Görüntülediğiniz mahkeme kararı henüz kesinleşmemiştir. Yararlı olması amacıyla eklenmiştir.

T.C.
İSTANBUL
BÖLGE ADLİYE MAHKEMESİ
14. HUKUK DAİRESİ
DOSYA NO: 2019/1697
KARAR NO: 2022/222
T Ü R K M İ L L E T İ A D I N A
İ S T İ N A F K A R A R I
İNCELENEN KARARIN
MAHKEMESİ:BAKIRKÖY 1. ASLİYE TİCARET MAHKEMESİ
TARİHİ:15/04/2019
NUMARASI:2017/792 E. – 2019/461 K.
DAVANIN KONUSU:Alacak (Ticari Nitelikteki Hizmet Sözleşmesinden Kaynaklanan)

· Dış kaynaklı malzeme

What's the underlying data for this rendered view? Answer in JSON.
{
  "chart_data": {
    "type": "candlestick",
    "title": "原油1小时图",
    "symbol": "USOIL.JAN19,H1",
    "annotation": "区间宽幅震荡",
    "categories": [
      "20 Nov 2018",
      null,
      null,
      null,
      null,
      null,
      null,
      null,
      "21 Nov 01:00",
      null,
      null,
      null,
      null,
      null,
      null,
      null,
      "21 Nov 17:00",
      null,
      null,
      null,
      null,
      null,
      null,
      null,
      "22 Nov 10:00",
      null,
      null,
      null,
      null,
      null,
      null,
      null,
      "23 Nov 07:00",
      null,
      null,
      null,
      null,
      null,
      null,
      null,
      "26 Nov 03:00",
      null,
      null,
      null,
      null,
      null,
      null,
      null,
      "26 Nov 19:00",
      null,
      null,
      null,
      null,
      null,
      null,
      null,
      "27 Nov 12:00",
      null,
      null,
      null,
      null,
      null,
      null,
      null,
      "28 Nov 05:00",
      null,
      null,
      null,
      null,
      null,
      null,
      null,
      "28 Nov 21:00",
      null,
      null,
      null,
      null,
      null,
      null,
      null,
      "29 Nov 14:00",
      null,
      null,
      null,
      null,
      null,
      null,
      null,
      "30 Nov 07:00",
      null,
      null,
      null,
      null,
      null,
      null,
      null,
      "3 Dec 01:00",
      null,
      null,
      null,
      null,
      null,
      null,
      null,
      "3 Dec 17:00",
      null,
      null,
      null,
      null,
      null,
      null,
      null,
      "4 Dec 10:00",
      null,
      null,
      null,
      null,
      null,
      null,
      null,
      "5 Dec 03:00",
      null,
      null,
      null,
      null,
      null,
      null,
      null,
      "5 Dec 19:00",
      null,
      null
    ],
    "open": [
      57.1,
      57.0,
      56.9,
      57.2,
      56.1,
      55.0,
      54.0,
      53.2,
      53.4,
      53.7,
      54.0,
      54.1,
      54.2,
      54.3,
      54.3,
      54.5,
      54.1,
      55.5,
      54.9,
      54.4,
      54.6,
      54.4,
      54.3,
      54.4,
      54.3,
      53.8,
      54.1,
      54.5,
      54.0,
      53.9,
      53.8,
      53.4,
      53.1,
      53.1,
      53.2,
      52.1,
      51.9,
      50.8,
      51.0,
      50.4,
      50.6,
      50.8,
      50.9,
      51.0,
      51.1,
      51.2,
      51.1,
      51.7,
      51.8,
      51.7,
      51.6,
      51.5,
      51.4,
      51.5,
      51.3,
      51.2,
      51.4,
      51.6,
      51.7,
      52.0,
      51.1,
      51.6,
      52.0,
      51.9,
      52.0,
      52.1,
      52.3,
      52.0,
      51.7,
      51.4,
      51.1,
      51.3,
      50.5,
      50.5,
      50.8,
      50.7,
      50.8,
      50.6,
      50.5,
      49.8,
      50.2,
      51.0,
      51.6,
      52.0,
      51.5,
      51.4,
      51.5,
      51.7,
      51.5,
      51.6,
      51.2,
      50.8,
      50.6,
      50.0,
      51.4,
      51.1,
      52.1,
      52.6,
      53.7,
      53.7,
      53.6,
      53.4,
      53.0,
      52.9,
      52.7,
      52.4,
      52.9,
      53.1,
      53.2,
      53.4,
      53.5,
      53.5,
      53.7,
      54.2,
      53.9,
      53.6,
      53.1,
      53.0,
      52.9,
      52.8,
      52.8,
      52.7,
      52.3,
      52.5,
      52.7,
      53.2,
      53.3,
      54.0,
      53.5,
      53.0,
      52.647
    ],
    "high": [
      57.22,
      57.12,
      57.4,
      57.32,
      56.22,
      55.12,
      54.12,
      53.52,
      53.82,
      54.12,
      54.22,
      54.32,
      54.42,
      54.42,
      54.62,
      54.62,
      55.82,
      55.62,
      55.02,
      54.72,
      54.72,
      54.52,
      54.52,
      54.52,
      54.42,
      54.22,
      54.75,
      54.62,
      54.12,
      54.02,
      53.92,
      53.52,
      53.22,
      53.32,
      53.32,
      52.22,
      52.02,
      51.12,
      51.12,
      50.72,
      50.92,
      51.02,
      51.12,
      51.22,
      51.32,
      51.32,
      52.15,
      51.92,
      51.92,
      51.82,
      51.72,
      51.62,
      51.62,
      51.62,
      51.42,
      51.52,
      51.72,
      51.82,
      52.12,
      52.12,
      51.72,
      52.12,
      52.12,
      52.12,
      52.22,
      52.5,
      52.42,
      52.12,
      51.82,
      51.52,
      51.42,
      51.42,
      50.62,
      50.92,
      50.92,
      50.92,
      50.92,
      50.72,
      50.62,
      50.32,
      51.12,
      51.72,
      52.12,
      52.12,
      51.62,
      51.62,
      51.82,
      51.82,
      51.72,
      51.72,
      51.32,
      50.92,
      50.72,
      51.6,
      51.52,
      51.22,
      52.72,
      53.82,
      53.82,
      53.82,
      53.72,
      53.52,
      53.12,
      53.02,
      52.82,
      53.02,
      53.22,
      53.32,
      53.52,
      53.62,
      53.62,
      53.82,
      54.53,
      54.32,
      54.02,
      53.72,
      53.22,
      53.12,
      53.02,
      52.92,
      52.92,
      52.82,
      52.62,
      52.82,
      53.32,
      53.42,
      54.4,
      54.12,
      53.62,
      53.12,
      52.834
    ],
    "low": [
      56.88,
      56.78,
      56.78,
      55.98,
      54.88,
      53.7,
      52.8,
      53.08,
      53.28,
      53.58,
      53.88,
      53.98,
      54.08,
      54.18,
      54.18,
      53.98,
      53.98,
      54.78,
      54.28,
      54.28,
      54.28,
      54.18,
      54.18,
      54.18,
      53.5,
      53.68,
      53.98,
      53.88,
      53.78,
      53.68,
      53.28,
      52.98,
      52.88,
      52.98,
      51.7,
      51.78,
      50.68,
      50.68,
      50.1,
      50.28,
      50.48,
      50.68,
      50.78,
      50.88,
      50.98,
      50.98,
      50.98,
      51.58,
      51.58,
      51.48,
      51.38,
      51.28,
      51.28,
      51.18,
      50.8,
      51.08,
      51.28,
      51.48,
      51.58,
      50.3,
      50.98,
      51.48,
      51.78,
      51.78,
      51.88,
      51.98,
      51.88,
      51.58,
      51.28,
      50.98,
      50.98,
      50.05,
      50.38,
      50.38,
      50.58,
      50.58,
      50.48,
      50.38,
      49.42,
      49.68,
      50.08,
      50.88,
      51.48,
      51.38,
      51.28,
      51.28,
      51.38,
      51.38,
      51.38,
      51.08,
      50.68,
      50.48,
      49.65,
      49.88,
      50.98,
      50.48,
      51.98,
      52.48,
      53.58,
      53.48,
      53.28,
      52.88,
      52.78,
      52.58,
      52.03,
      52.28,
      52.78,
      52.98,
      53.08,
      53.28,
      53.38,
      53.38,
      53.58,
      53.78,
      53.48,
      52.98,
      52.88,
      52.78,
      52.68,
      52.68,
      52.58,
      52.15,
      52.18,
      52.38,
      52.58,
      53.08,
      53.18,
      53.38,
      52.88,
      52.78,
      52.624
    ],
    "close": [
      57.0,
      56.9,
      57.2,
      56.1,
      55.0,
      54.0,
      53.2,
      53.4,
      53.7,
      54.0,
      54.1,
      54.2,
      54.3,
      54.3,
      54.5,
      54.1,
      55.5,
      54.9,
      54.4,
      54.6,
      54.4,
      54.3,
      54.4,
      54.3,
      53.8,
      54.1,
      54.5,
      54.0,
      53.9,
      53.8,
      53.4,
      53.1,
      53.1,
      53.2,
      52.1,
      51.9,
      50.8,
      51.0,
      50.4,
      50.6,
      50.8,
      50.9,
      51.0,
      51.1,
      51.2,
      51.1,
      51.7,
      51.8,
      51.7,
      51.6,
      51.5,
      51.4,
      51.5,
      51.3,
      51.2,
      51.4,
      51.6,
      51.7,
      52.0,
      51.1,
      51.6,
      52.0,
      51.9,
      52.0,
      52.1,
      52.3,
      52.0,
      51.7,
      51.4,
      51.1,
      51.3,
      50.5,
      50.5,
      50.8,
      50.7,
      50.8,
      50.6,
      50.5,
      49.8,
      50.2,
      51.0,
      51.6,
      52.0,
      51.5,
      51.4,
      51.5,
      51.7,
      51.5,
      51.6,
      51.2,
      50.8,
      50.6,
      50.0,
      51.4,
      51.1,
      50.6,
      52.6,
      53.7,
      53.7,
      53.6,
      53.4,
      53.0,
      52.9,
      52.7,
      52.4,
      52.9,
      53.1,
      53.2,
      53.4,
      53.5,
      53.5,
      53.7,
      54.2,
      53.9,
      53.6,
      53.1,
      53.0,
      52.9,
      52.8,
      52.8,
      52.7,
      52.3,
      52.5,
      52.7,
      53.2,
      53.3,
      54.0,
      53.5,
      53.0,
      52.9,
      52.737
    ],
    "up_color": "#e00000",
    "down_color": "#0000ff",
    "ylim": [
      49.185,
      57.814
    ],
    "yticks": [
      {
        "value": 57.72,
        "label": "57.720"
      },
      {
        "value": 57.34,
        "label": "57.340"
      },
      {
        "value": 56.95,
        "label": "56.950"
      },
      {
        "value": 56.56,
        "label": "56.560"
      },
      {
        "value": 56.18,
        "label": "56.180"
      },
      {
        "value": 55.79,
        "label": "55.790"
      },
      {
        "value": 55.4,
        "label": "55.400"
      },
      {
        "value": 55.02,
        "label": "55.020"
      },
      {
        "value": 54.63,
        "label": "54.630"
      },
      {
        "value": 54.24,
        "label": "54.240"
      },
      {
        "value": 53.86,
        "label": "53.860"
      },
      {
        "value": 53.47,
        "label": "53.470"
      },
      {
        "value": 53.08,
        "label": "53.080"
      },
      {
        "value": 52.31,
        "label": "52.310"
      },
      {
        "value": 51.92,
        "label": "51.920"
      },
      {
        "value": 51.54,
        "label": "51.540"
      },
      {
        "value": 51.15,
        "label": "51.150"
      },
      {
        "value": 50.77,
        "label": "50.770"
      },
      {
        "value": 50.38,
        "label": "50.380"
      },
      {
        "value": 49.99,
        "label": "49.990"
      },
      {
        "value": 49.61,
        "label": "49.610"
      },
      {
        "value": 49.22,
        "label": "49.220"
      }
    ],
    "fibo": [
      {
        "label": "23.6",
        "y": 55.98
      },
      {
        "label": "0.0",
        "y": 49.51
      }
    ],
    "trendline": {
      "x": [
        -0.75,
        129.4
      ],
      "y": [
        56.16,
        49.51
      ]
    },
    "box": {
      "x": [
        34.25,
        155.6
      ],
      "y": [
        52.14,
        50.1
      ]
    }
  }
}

Taraflar arasındaki alacak davasının ilk derece mahkemesince yapılan yargılaması sonunda ilamda yazılı nedenlerle davanın kısmen kabulüne dair verilen hükme karşı, her iki taraf vekillerince istinaf yoluna başvurulması üzerine Dairemize gönderilmiş olan dava dosyası incelendi, gereği konuşulup düşünüldü.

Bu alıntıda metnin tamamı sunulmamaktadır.